The president attributed the market upheaval to a "string of economic disruptions" around the world, and the debt ceiling debate brinksmanship that raised the specter of a U.S. default.
"All of this is a legitimate source of concern," he said. "But here's the good news: Our problems are eminently solvable, and we know what we have to do to solve them. With respect to debt, our problem is not confidence in our credit. The markets continue to reaffirm our credit as among the world's safest. Our challenge is the need to tackle our deficits over the long term."
Obama said he hoped the unprecedented downgrade of U.S. debt -- for right or for wrong -- would instill a "renewed sense of urgency" in Republican and Democratic leaders who are tasked with reaching a $1.5 trillion deficit reduction plan before the end of the year.
Meanwhile, finger-pointing over the downgrade has intensified, with Republicans and Democrats blaming each other for failing to take sufficient steps to bend the nation's long-term debt curve downward.
"The fact of the matter is that this is essentially a Tea Party downgrade," Obama adviser David Axelrod said Sunday on CBS' "Face the Nation."
"They are totally unreasonable and doctrinaire and not founded in reality," former Vermont Democratic Gov. Howard Dean, also appearing on CBS, added of House Republicans.
"I think they've been smoking some of that tea and not just drinking it," he said.
Democrats say GOP lawmakers' intransigence over increasing taxes pushed the debt-ceiling debate to the brink, and in doing so created a dim outlook for further debt reduction compromises in the future.
Republicans, however, insist Obama is to blame.
"The unprecedented downgrade is a direct result of Obama and [Treasury Secretary Timothy] Geithner's failure to cut the debt," Republican National Committee chairman Reince Priebus said. "For two and half years, Republicans warned of the dangers of Obama's reckless spending. All the while, he and Geithner proposed record deficits and absolutely no plan to cut spending."
Former Massachusetts Gov. Mitt Romney, running to unseat Obama, blasted the president for what he calls a failure of leadership.
"The president's failure to put the nation's fiscal and economic house in order has caused a massive loss of confidence that resulted in an embarrassing downgrade," Romney said. "In the Carter era, it was called 'malaise.' Under President Obama, it's called meltdown."

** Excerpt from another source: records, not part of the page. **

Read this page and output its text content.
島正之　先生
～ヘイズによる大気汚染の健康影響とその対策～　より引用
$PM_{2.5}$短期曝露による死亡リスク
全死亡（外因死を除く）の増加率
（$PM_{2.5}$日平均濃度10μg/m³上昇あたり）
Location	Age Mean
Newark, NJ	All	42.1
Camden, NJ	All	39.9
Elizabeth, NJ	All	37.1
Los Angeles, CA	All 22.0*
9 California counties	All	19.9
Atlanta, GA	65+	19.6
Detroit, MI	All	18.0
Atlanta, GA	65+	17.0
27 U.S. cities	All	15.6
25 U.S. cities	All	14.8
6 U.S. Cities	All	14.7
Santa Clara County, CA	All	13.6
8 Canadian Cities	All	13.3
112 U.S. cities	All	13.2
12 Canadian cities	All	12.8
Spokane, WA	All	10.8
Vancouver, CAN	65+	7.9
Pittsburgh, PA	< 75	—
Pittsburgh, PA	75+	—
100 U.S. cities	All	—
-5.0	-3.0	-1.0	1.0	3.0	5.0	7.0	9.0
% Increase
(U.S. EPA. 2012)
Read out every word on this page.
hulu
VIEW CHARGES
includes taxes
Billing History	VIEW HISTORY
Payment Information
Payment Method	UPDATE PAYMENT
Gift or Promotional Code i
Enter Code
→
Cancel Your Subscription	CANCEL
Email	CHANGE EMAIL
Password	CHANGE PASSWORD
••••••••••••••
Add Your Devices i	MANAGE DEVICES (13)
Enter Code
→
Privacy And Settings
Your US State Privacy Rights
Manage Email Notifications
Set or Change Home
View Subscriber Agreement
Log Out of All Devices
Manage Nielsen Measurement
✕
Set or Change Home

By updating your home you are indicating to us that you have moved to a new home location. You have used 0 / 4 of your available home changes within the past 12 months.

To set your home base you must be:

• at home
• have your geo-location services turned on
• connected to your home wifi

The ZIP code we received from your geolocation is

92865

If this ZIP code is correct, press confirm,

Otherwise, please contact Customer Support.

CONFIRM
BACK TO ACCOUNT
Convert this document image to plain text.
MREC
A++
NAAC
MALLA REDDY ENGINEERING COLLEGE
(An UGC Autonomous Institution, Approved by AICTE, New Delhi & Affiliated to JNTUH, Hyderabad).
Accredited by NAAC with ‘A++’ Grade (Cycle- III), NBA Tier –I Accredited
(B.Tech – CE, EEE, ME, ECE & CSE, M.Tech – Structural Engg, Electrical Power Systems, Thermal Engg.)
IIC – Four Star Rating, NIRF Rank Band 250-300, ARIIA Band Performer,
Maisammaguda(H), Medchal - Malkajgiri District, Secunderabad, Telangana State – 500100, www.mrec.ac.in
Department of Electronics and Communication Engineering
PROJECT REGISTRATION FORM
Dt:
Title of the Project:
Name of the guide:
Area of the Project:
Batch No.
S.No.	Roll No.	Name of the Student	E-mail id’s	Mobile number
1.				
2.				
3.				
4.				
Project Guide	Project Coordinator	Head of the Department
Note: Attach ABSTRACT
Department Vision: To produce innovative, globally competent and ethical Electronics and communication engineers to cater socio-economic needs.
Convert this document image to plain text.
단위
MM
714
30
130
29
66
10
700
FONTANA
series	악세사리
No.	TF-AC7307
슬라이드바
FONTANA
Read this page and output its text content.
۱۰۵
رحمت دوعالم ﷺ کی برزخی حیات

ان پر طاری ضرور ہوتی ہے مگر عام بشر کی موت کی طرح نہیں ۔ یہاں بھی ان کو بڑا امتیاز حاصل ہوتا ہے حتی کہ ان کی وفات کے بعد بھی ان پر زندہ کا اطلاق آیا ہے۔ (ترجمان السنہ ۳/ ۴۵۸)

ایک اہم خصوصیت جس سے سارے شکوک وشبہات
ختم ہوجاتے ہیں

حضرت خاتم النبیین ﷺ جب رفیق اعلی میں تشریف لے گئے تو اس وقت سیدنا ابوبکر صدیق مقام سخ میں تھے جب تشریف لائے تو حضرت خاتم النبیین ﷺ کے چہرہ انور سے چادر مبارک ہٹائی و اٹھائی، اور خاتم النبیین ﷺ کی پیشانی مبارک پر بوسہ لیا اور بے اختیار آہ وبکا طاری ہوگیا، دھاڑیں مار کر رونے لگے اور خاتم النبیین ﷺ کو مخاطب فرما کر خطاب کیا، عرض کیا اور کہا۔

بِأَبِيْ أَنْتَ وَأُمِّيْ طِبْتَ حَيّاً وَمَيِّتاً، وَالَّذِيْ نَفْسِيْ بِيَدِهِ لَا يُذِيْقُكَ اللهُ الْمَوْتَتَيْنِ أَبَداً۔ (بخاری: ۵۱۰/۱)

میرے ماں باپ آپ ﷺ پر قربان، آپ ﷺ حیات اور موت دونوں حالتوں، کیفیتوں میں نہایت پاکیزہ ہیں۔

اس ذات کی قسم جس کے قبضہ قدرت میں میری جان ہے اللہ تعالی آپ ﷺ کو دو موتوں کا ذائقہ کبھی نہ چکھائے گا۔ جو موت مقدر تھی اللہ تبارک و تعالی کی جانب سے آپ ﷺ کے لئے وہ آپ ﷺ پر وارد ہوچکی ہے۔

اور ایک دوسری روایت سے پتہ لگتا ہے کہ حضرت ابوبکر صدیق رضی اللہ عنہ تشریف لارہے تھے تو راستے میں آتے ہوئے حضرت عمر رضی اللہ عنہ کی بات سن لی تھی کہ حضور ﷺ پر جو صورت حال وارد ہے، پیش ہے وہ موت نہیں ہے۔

The partisan rhetoric from both parties after the downgrade underscores the political dynamic that Standard and Poor's cited as a major factor in its decision.
"We believe that the prolonged controversy over raising the statutory debt ceiling and the related fiscal policy debate indicate that further near-term progress containing the growth in public spending, especially on entitlements, or on reaching an agreement on raising revenues is less likely than we previously assumed," the company said in a statement, "and will remain a contentious and fitful process."
S&P also singled out Republican opposition to tax increases, specifically expiration of the Bush tax cuts at the end of 2012, as a contributor to its forecast. The company suggested additional tax revenue would be necessary for trimming the deficit and debt.